I used p5.js to access my computer’s camera and render it’s video feed on a canvas in my main html file.

The setup function creates a canvas, accesses my computer’s camera with createCapture('VIDEO'), defines its size, and then hides the actual capture feed. The draw function creates an image from that captured video and prints it to the screen (this is why we hid the original capture).

At this point, I was showing the video from my computer’s camera in an html document. Cool! But it was only step one.

The next step was to store a set of pixels so that I could compare all future frames against a “background” image. p5.js’s loadPixels() method pulls the pixel data from an image being displayed into an array that can be manipulated like any other javascript array.

A user’s mouse click could generate that first set of pixels. Calling loadPixels() gave me access to the pixels as an array. I stored it in a variable for later use.

So now I had a way of capturing a single frame of pixels to compare motion against later. But I had to decide what actually determined motion.

I added another loadPixels() to my draw function, and stored that in a new variable, creating a new array of the image’s pixels for each frame of video, and storing that in movingPixels.

That new draw function meant I could compare each new frame’s pixel array to my original array. Comparing each movingPixels array to my firstPixels array would tell me what was in the new frame that hadn’t been there before.

Sounds like an excellent time for a nested for-loop.

I looped over both sets of pixels at once, using one loop for for the image’s width and one for the image’s height. I can access the actual index of the array with var index = (x + y * p.width)*4; . That multiple of four is because each unit of information (pixel) actually exists in four pieces — red, green, blue, and opacity. I can access each individual value by adding 0, 1, 2, and 3. I could also have simply looped through the pixels and dealt with each pixel in its entirety, but I wanted to attempt this conventional way of looping through images.

I also jumped by fours in the for loop itself, instead of just iterating pixel by pixel. This was an optimization. The program comparing fewer pixels from my two images each time it rendered, which helped speed up a very slow process.

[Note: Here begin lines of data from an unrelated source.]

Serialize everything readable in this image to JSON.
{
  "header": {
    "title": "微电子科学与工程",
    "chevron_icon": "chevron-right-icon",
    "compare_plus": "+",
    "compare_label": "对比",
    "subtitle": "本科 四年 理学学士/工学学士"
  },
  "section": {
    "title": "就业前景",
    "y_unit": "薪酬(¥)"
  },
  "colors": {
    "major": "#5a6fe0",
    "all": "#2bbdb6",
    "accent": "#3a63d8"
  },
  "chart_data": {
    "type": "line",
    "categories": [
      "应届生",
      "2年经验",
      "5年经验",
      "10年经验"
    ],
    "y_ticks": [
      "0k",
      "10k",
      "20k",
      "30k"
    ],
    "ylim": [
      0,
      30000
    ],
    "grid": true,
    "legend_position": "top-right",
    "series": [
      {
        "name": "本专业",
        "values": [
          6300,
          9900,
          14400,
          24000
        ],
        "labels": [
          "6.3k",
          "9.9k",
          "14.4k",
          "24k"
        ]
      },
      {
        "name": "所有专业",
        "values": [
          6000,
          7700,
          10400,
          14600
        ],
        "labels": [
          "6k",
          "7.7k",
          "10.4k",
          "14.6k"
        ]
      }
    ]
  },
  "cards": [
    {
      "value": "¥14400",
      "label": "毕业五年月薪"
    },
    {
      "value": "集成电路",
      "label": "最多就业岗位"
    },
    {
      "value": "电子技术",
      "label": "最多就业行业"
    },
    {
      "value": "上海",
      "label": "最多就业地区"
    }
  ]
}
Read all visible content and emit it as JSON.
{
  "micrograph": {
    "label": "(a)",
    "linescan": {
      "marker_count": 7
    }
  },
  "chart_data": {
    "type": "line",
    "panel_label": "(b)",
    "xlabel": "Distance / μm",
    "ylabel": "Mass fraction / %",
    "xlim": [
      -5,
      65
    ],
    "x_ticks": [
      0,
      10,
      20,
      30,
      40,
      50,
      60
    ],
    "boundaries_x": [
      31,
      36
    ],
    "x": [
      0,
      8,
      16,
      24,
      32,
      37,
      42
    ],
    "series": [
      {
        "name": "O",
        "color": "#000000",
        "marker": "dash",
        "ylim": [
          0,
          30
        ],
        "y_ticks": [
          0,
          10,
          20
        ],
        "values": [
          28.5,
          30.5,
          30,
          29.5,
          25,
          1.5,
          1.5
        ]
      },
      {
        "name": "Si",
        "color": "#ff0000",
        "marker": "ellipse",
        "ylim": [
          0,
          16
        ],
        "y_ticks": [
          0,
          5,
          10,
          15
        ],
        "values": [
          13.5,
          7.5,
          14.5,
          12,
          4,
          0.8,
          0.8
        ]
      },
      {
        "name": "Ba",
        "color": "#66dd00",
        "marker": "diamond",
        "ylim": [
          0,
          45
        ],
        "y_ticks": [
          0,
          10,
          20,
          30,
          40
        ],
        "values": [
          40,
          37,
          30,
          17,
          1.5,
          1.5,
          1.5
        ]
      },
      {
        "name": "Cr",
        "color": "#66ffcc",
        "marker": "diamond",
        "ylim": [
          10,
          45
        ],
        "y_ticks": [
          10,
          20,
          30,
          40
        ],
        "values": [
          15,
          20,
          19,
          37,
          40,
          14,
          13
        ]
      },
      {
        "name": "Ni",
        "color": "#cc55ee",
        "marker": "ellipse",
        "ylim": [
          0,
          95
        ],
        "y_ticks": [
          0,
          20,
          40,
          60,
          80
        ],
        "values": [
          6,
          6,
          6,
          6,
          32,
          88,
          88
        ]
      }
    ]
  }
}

The next step was to compare the r, g, and b values for each pixel in the new image (movingPixels) to the values of each corresponding pixel in the original image (firstPixels). I opted not to compare the opacity level. It seemed to just add extra noise.

Each time a moving pixel was different on all three of those scales, I drew an ellipse. Each ellipse is actually an instance of a Tracker class I created elsewhere, which allowed me to manipulate the ellipses with class methods and define the color of the ellipses when I drew them.

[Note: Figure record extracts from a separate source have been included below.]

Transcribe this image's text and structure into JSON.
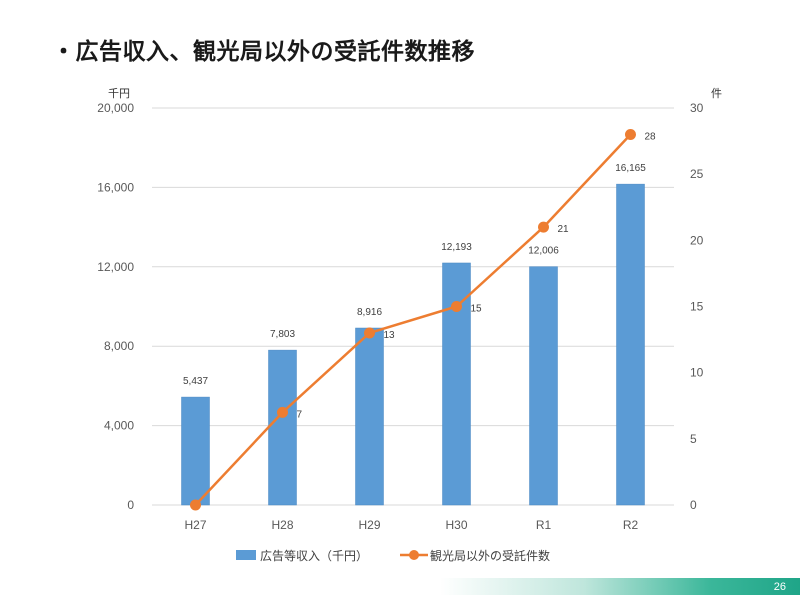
{
  "slide": {
    "title": "・広告収入、観光局以外の受託件数推移",
    "page_number": "26"
  },
  "colors": {
    "bar": "#5b9bd5",
    "bar_stroke": "#4a88c2",
    "line": "#ed7d31",
    "grid": "#d9d9d9",
    "axis_text": "#595959"
  },
  "chart_data": {
    "type": "bar+line",
    "categories": [
      "H27",
      "H28",
      "H29",
      "H30",
      "R1",
      "R2"
    ],
    "series": [
      {
        "name": "広告等収入（千円）",
        "type": "bar",
        "axis": "left",
        "values": [
          5437,
          7803,
          8916,
          12193,
          12006,
          16165
        ],
        "labels": [
          "5,437",
          "7,803",
          "8,916",
          "12,193",
          "12,006",
          "16,165"
        ]
      },
      {
        "name": "観光局以外の受託件数",
        "type": "line",
        "axis": "right",
        "values": [
          0,
          7,
          13,
          15,
          21,
          28
        ],
        "labels": [
          "",
          "7",
          "13",
          "15",
          "21",
          "28"
        ]
      }
    ],
    "y_left": {
      "unit": "千円",
      "ylim": [
        0,
        20000
      ],
      "ticks": [
        0,
        4000,
        8000,
        12000,
        16000,
        20000
      ],
      "tick_labels": [
        "0",
        "4,000",
        "8,000",
        "12,000",
        "16,000",
        "20,000"
      ]
    },
    "y_right": {
      "unit": "件",
      "ylim": [
        0,
        30
      ],
      "ticks": [
        0,
        5,
        10,
        15,
        20,
        25,
        30
      ],
      "tick_labels": [
        "0",
        "5",
        "10",
        "15",
        "20",
        "25",
        "30"
      ]
    },
    "grid": true,
    "legend": "bottom"
  }
}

The end result of this was a white screen that would display black pixels any time something had moved in front of the background. A person walking across the camera’s view could turn the white screen entirely black! That was cool, but not quite what I wanted.

The final piece of the puzzle was to give a white background to the canvas rendering movement (so that it would persist from frame to frame), and to add a lifespan to the ellipses being rendered. That would allow the ellipses to fade over time, creating a slowly fading shadow of the movement that had occurred in the frame.

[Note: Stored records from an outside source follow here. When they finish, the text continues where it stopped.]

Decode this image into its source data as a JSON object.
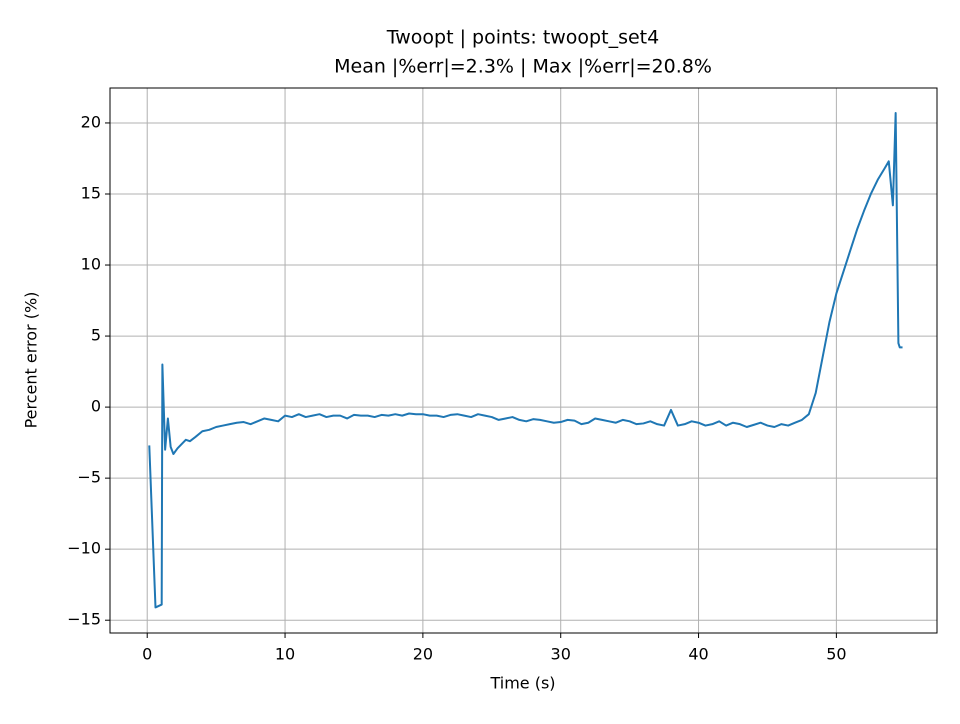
{
  "chart_data": {
    "type": "line",
    "title": "Twoopt | points: twoopt_set4",
    "subtitle": "Mean |%err|=2.3% | Max |%err|=20.8%",
    "x_label": "Time (s)",
    "y_label": "Percent error (%)",
    "x": [
      0.15,
      0.6,
      1.05,
      1.1,
      1.3,
      1.5,
      1.7,
      1.9,
      2.2,
      2.5,
      2.8,
      3.1,
      3.5,
      4.0,
      4.5,
      5.0,
      5.5,
      6.0,
      6.5,
      7.0,
      7.5,
      8.0,
      8.5,
      9.0,
      9.5,
      10.0,
      10.5,
      11.0,
      11.5,
      12.0,
      12.5,
      13.0,
      13.5,
      14.0,
      14.5,
      15.0,
      15.5,
      16.0,
      16.5,
      17.0,
      17.5,
      18.0,
      18.5,
      19.0,
      19.5,
      20.0,
      20.5,
      21.0,
      21.5,
      22.0,
      22.5,
      23.0,
      23.5,
      24.0,
      24.5,
      25.0,
      25.5,
      26.0,
      26.5,
      27.0,
      27.5,
      28.0,
      28.5,
      29.0,
      29.5,
      30.0,
      30.5,
      31.0,
      31.5,
      32.0,
      32.5,
      33.0,
      33.5,
      34.0,
      34.5,
      35.0,
      35.5,
      36.0,
      36.5,
      37.0,
      37.5,
      38.0,
      38.5,
      39.0,
      39.5,
      40.0,
      40.5,
      41.0,
      41.5,
      42.0,
      42.5,
      43.0,
      43.5,
      44.0,
      44.5,
      45.0,
      45.5,
      46.0,
      46.5,
      47.0,
      47.5,
      48.0,
      48.5,
      49.0,
      49.5,
      50.0,
      50.5,
      51.0,
      51.5,
      52.0,
      52.5,
      53.0,
      53.5,
      53.8,
      54.1,
      54.3,
      54.5,
      54.6,
      54.8
    ],
    "series": [
      {
        "name": "Percent error",
        "color": "#1f77b4",
        "values": [
          -2.7,
          -14.1,
          -13.9,
          3.0,
          -3.0,
          -0.8,
          -2.8,
          -3.3,
          -2.9,
          -2.6,
          -2.3,
          -2.4,
          -2.1,
          -1.7,
          -1.6,
          -1.4,
          -1.3,
          -1.2,
          -1.1,
          -1.05,
          -1.2,
          -1.0,
          -0.8,
          -0.9,
          -1.0,
          -0.6,
          -0.7,
          -0.5,
          -0.7,
          -0.6,
          -0.5,
          -0.7,
          -0.6,
          -0.6,
          -0.8,
          -0.55,
          -0.6,
          -0.6,
          -0.7,
          -0.55,
          -0.6,
          -0.5,
          -0.6,
          -0.45,
          -0.5,
          -0.5,
          -0.6,
          -0.6,
          -0.7,
          -0.55,
          -0.5,
          -0.6,
          -0.7,
          -0.5,
          -0.6,
          -0.7,
          -0.9,
          -0.8,
          -0.7,
          -0.9,
          -1.0,
          -0.85,
          -0.9,
          -1.0,
          -1.1,
          -1.05,
          -0.9,
          -0.95,
          -1.2,
          -1.1,
          -0.8,
          -0.9,
          -1.0,
          -1.1,
          -0.9,
          -1.0,
          -1.2,
          -1.15,
          -1.0,
          -1.2,
          -1.3,
          -0.2,
          -1.3,
          -1.2,
          -1.0,
          -1.1,
          -1.3,
          -1.2,
          -1.0,
          -1.3,
          -1.1,
          -1.2,
          -1.4,
          -1.25,
          -1.1,
          -1.3,
          -1.4,
          -1.2,
          -1.3,
          -1.1,
          -0.9,
          -0.5,
          1.0,
          3.5,
          6.0,
          8.0,
          9.5,
          11.0,
          12.5,
          13.8,
          15.0,
          16.0,
          16.8,
          17.3,
          14.2,
          20.7,
          4.5,
          4.2,
          4.2
        ]
      }
    ],
    "xlim": [
      -2.7,
      57.3
    ],
    "ylim": [
      -15.9,
      22.46
    ],
    "xticks": [
      0,
      10,
      20,
      30,
      40,
      50
    ],
    "yticks": [
      {
        "value": -15,
        "label": "−15"
      },
      {
        "value": -10,
        "label": "−10"
      },
      {
        "value": -5,
        "label": "−5"
      },
      0,
      5,
      10,
      15,
      20
    ],
    "grid": true
  }
}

I have a video recording of this presentation, that I hope to add to this blog post. That presentation shows a few more features I added and shows how it looks in action!

This was an exciting way for me to combine dance and movement with software, and I think there are a lot of possibilities for this project in the future. It could be used to add dimension to a dance performance. It could be used to create interesting dance film. It could even be used to create and interactive movement tracker that allows people who aren’t in the same room to interact on a screen. It’s not quite the goal I set out with, but I’m pretty proud of it.